Greek Concerns Haven’t Dissipated

May 4, 2010

In Europe, the Paris Cac, British Ftse and German Dax have lost 1.5%, 1.1%, and 0.8%.  Public-sector workers are protesting in the streets of Athens.  Fear persists that the crisis could spread to Iberia and that Greek debt will still have to be restructured eventually.  Trichet has backtracked on stand that monetry policy will not be customized to meet any particular country’s circumstances.  Collateral ruIes loosened so that Greek bonds still count. 

In the Pacific Rim, equities lost 1.6% in China, 1.5% in Singapore, 1.4% in India, and 1.0% in Australia.  Japan remained closed for Greenery Day.  Childrens Day on Wednesday will be the last holiday of Golden Week.

The dollar shows broad gains of 0.9% against the Australian dollar, 0.6% against the kiwi and Canadian dollar, 0.5% against the euro and Swissy, 0.4% versus sterling but just 0.1% against the yen.

The yields on ten-year German bunds and British gilts are 7 basis points and 8 bps lower.
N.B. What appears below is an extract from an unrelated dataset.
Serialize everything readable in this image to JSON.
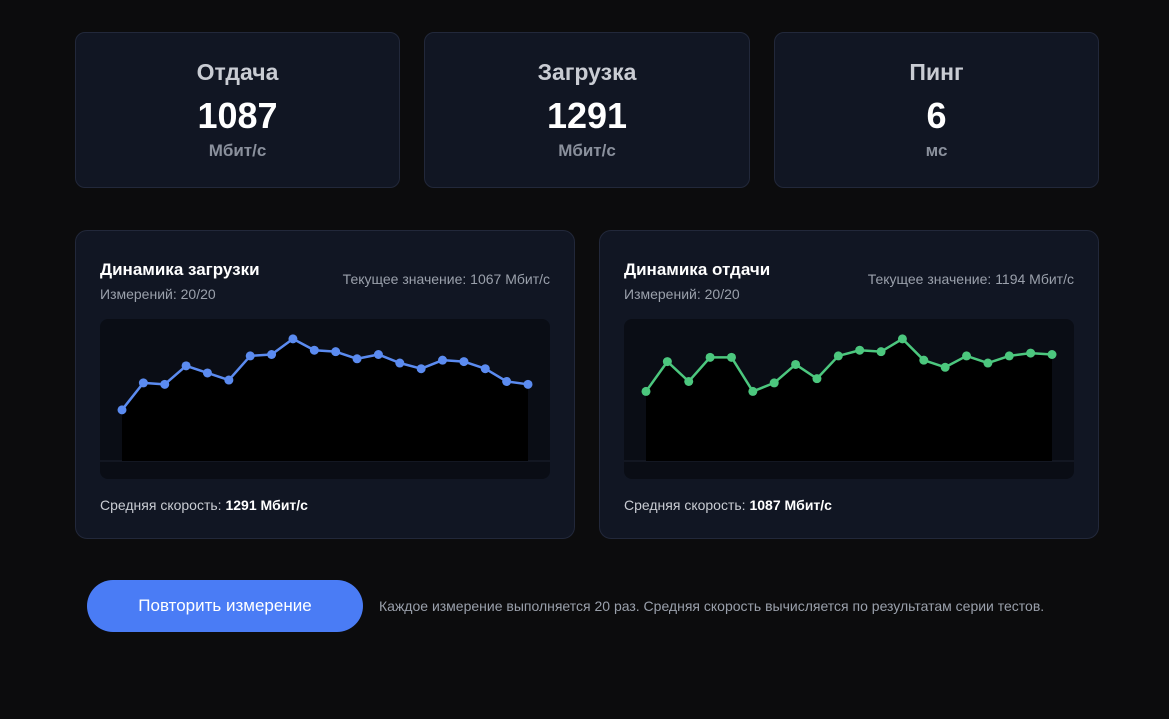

Oil prices dropped 1.2% to $85.15 per barrel, while gold has edged 0.2% higher.  The BP oil spill in the Gulf of Mexico remains uncontained.

The Reserve Bank of Australia as I expected implemented a sixth hike of its cash rate since last October.  It is now at 4.5%, but officials indicated that rates for most borrowers are now in line with long-term averages, thus signaling a possible pause in tightening for at least a while.

Romania’s central bank cut its benchmark interest rate by 25 basis points to 6.25%.  The rate has dropped 175 bps since end-2009 and 400 bps since February 2009.  The easing had been expected.  Some even anticipated a larger decline.

Producer prices in Euroland increased 0.6% in March and by 0.3% excluding energy.  A 1.3% jump in Greek producer prices compared with rises of between 0.6% and 0.8% in Germany, France, Italy, Spain, and the Netherlands.  From a year earlier, producer prices rose 0.9% overall but by 7.9% in Greece compared to a 1.7% 12-month drop in Germany.

The volume of German retail sales slumped 2.4% on month in March versus expectations of no change.  Sales fell 0.8% on year in the first quarter after a decline of 2.2% in 2009, no change in 2008, and a drop of 1.2% in 2007.  German car sales were 32% lower in April than a year before.

Britain’s manufacturing purchasing managers index improved to 58.0, the best reading since September 1994 and a half-point better than forecast, from 57.3 in March, 56.5 in February and 51.8 last November.  Such was the seventh reading in a row above the 50 expansion-or-contraction threshold.  The jobs sub-component reached a 3-year high, and order backlogs were at an 11-year high.

British M4 expanded 3.6% in the year to March, down from 3.9% in February; however, broad money growth was near to a two-year higher when volatile noise in the index eliminated.  Bank of England data also showed mortgage approvals at 48.9K in March, near expectations, but an unexpected slowdown in net mortgage lending to Gbp 318 million from 1.848 billion pounds in February.  Net consumer credit slowed 44% between the two months. 

A naturalized U.S. citizen, who was born in Pakistan, was arrested in connection with the attempted Times Square bombing while trying to board a plane for Dubai.

Poland’s purchasing managers index in manufacturing remained at a 25-month high of 52.5 in April versus 45.6 last August.  Russia’s PMI improved to 52.1, best since May 2008, from 50.2 in March and 48.1 in December.

China’s PMI settled back to a six-month low of 55.4 from 57.0 in March, suggesting that tighter policy moves have been effective.  A reading of 55.4 still connotes considerable strength.

Brazil’s PMI score of 53.8 after 55.4 in March and 57.8 in January was also the lowest since October.

South African motor vehicle sales accelerated to a 12-month increase of 26.6% in April.  The jobless rate, however, rose 0.9 percentage points to 25.2% last quarter.

Scheduled U.S. data include pending home sales and factory orders.